Ao mesmo tempo, quem precisa aliar a rotina diária de trabalho e o cuidado com os pequenos sabe que esse não é um processo mecânico. Pedir para um filho participar das tarefas da casa pode significar pratos quebrados pela cozinha ou mais tempo dobrando as roupas que os adultos fariam em 15 minutos. Apesar disso, a experiência da escritora e empreendedora Roberta Ferec, mãe de três filhos, prova que, embora demande tempo, insistir em envolver as crianças pode beneficiar toda a família.
“Com filhos de cinco, sete e 11 anos, consigo acompanhar a evolução do desenvolvimento da autonomia. A criança começa a sentir que participa, colabora e consegue”, conta.
“Minha maior alegria é ver hoje o meu filho mais velho perguntando como ele pode ajudar e ser útil”
Seja durante a quarentena ou em dias comuns, sábado tem música e faxina na casa de Roberta. Todos participam: a filha, os dois filhos e o marido.

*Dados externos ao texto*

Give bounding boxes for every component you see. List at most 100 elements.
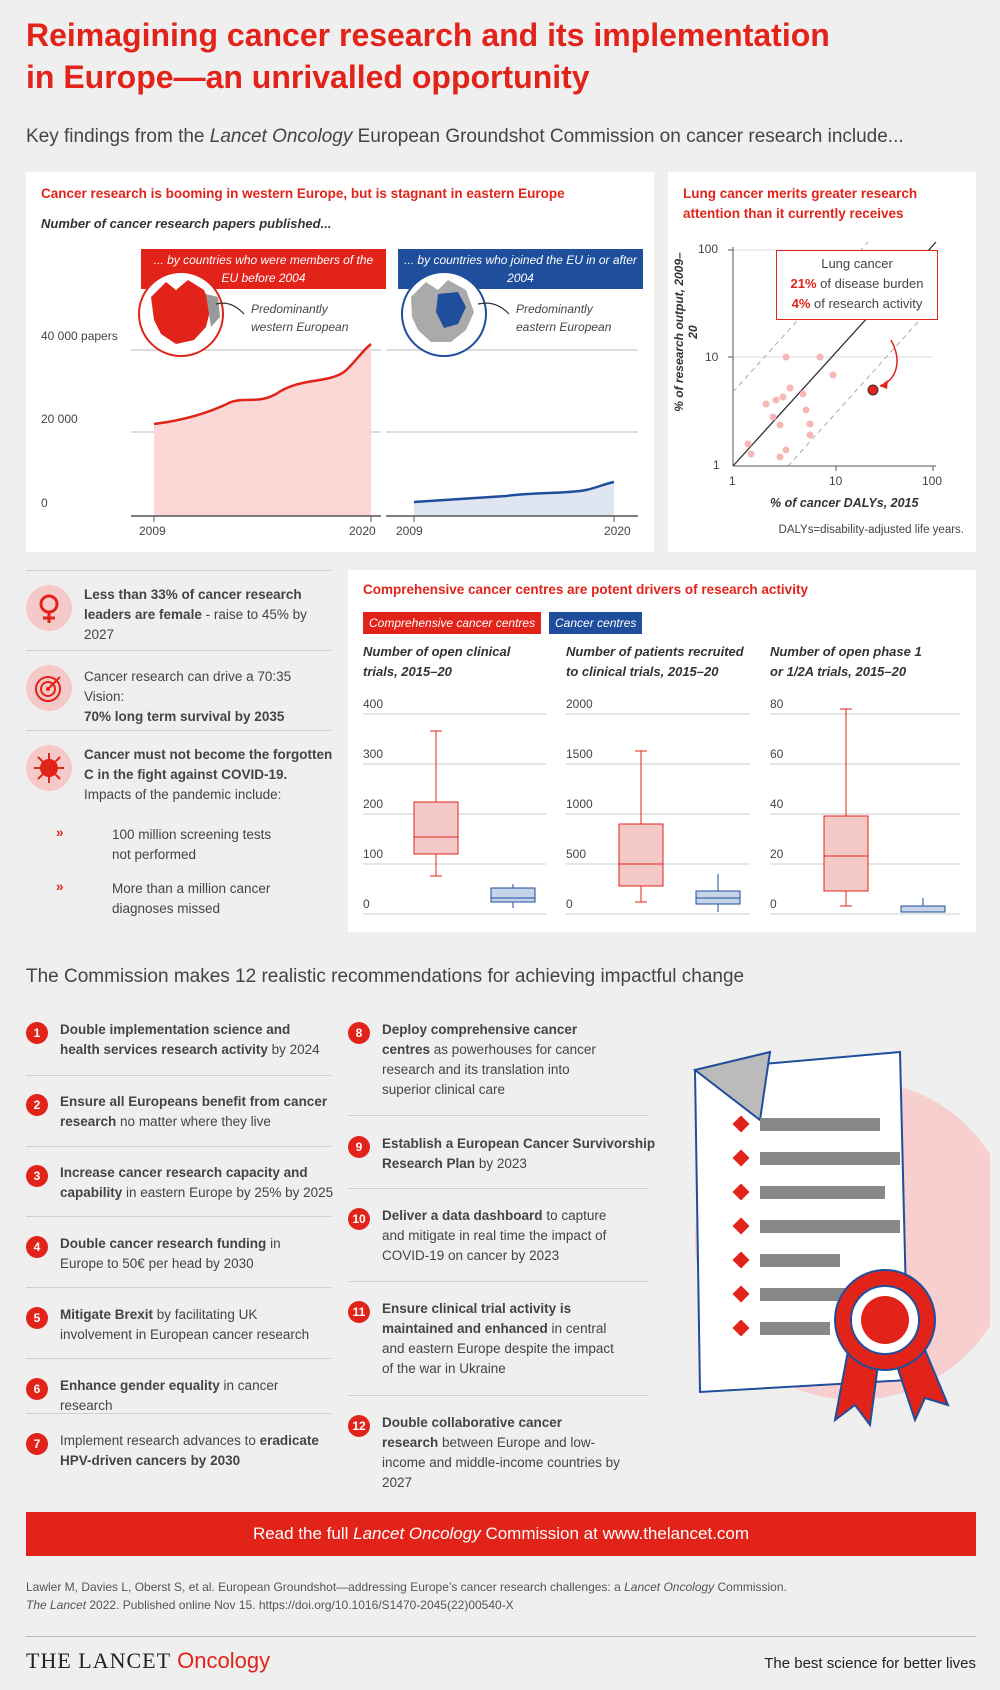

Ela acredita que envolver os meninos e as meninas, sem distinção, ajuda a desconstruir os estereótipos de gênero.
Embora essa visão possa contribuir para a criação de um ambiente mais democrático e igualitário, como sugere a psicóloga Thaís Bernardes, o avanço depende da bagagem e da concepção de mundo de cada família e, nesse sentido, a quarentena pode significar um reforço de perspectivas sociais e culturais enraizadas, como o machismo ou a própria noção de autoridade dos pais.
Na opinião da assessora pedagógica e coordenadora de Educação do Instituto Alana, Raquel Franzim, não é possível pensar em uma regra única para usar a casa como papel educativo, quando se coloca em perspectiva as diferenças econômicas, sociais, políticas e geográficas do Brasil. “Talvez para as famílias mais favorecidas economicamente seja uma oportunidade de estabelecer uma relação mais saudável com os cuidados da casa, que até então estava terceirizado”, explica. “Para as famílias desfavorecidas é preciso prestar atenção, porque, do ponto de vista histórico, o cuidado com a casa já tirou das crianças a oportunidade de se desenvolverem como crianças, o direito ao ócio, ao brincar ou ao estudo. Por muitas décadas, as crianças tiveram que escolher entre estudar e trabalhar para o sustento da família, especialmente as meninas”.
Raquel ressalta que, além de ampliar o papel educativo da casa, o isolamento domiciliar ainda serve como um momento de reflexão e apoio às famílias, para que busquem resolver conflitos geracionais de outras maneiras que não seja pelo poder e controle sobre as crianças, incentivado pela cultura do castigo e da violência física e verbal.